FINANCIAL LEVERAGE

FINANCIAL LEVERAGE
Leverage activities with financing activities is called financial leverage. Financial leverage
represents the relationship between the company’s earnings before interest and taxes (EBIT)
or operating profit and the earning available to equity shareholders.
Financial leverage is defined as “the ability of a firm to use fixed financial charges to
magnify the effects of changes in EBIT on the earnings per share”. It involves the use of
funds obtained at a fixed cost in the hope of increasing the return to the shareholders.
“The use of long-term fixed interest bearing debt and preference share capital along with
share capital is called financial leverage or trading on equity”.
Financial leverage may be favourable or unfavourable depends upon the use of fixed
cost funds.
Favourable financial leverage occurs when the company earns more on the assets
purchased with the funds, then the fixed cost of their use. Hence, it is also called as positive
financial leverage.
Unfavourable financial leverage occurs when the company does not earn as much as
the funds cost. Hence, it is also called as negative financial leverage.

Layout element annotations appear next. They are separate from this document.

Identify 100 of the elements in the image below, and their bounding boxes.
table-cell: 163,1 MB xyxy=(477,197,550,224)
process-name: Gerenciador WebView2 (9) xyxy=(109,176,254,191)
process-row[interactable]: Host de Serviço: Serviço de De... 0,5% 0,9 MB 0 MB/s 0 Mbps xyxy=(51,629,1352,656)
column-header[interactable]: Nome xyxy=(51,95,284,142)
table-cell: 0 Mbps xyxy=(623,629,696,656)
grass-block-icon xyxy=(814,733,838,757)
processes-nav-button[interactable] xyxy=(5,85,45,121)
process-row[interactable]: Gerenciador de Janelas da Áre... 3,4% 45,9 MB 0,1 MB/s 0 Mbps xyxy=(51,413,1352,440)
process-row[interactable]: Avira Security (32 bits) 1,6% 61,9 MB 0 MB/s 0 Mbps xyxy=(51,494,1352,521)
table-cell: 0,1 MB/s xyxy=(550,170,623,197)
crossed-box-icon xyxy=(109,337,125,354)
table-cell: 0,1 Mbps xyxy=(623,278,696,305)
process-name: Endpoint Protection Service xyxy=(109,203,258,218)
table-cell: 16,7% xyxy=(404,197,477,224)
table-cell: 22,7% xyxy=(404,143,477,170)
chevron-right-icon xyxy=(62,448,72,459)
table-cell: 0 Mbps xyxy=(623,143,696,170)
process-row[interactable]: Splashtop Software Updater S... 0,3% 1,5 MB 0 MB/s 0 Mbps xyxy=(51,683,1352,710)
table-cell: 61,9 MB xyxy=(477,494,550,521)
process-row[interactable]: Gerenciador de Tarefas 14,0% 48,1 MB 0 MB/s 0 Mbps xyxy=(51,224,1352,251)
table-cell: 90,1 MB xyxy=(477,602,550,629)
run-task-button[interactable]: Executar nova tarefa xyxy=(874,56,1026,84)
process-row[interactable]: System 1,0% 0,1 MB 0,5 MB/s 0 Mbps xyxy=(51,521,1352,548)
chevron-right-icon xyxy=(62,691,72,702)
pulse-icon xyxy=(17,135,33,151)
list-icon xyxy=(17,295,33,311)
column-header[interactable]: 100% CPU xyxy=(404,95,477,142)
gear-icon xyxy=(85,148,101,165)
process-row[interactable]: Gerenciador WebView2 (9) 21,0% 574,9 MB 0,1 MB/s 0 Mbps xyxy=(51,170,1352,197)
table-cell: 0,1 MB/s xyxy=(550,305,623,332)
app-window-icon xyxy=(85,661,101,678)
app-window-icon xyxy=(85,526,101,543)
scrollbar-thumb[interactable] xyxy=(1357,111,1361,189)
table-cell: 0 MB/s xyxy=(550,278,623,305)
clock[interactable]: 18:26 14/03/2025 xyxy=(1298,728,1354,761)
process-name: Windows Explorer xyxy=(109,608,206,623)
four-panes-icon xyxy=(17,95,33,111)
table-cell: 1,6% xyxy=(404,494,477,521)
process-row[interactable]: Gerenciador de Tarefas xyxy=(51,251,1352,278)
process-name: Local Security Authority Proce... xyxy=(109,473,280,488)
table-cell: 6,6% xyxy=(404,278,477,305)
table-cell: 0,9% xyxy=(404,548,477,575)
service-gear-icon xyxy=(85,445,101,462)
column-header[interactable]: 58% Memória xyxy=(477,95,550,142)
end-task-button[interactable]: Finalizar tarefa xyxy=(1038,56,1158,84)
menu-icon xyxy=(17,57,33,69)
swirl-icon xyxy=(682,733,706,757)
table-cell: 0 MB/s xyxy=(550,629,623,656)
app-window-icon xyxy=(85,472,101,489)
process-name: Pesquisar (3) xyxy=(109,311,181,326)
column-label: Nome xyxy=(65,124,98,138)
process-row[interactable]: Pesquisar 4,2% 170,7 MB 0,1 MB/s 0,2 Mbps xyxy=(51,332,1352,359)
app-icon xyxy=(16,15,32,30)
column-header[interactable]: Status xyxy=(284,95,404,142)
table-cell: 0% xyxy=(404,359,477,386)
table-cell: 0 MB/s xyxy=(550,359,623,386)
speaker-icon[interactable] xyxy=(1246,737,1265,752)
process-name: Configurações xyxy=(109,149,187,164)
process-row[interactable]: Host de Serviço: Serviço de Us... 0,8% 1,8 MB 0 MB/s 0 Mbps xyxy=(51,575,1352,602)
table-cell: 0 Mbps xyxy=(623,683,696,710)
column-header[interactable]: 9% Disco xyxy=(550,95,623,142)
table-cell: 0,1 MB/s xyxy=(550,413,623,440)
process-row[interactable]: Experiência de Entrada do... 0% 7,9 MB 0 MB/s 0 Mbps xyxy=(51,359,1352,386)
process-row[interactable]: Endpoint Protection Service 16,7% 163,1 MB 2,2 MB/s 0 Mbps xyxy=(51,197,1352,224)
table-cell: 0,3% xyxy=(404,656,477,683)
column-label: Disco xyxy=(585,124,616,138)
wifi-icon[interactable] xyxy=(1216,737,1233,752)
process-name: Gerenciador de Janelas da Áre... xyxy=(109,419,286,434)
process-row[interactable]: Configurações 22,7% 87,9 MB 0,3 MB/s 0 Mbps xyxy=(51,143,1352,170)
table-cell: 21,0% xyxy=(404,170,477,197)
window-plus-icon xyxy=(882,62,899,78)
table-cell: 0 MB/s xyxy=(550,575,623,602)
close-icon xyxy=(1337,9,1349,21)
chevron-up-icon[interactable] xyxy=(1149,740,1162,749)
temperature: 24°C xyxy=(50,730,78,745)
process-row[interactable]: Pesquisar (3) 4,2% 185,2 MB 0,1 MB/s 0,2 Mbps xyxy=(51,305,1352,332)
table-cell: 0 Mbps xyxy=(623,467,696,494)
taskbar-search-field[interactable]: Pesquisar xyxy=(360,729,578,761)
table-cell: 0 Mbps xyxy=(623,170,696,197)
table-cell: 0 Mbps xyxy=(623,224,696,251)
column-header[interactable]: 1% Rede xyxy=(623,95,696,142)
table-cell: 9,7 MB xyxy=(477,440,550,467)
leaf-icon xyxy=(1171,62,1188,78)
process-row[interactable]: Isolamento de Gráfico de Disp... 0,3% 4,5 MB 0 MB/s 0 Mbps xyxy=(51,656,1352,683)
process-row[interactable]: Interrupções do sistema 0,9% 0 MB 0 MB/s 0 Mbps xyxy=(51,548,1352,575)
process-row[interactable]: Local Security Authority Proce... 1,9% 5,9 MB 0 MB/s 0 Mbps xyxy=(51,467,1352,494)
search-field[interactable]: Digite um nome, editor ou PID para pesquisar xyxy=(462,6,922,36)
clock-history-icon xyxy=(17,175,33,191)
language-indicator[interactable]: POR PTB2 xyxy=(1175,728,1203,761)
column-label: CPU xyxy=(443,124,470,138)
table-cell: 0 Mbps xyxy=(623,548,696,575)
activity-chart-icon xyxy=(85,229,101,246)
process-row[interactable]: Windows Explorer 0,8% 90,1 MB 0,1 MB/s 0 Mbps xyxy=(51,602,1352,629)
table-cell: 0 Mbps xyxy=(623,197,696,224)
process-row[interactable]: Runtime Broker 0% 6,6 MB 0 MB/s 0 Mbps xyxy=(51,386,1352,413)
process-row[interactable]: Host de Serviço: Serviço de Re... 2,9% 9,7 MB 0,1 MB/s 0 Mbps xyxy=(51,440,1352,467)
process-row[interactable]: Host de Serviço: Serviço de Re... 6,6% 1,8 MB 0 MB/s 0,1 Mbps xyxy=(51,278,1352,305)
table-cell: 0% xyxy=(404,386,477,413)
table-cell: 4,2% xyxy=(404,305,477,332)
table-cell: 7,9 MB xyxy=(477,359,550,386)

Financial leverage measures the percentage of change in taxable income to the percentage
change in EBIT.
Financial leverage locates the correct profitable financial decision regarding capital
structure of the company.
Financial leverage is one of the important devices which is used to measure the fixed
cost proportion with the total capital of the company.
If the firm acquires fixed cost funds at a higher cost, then the earnings from those
assets, the earning per share and return on equity capital will decrease.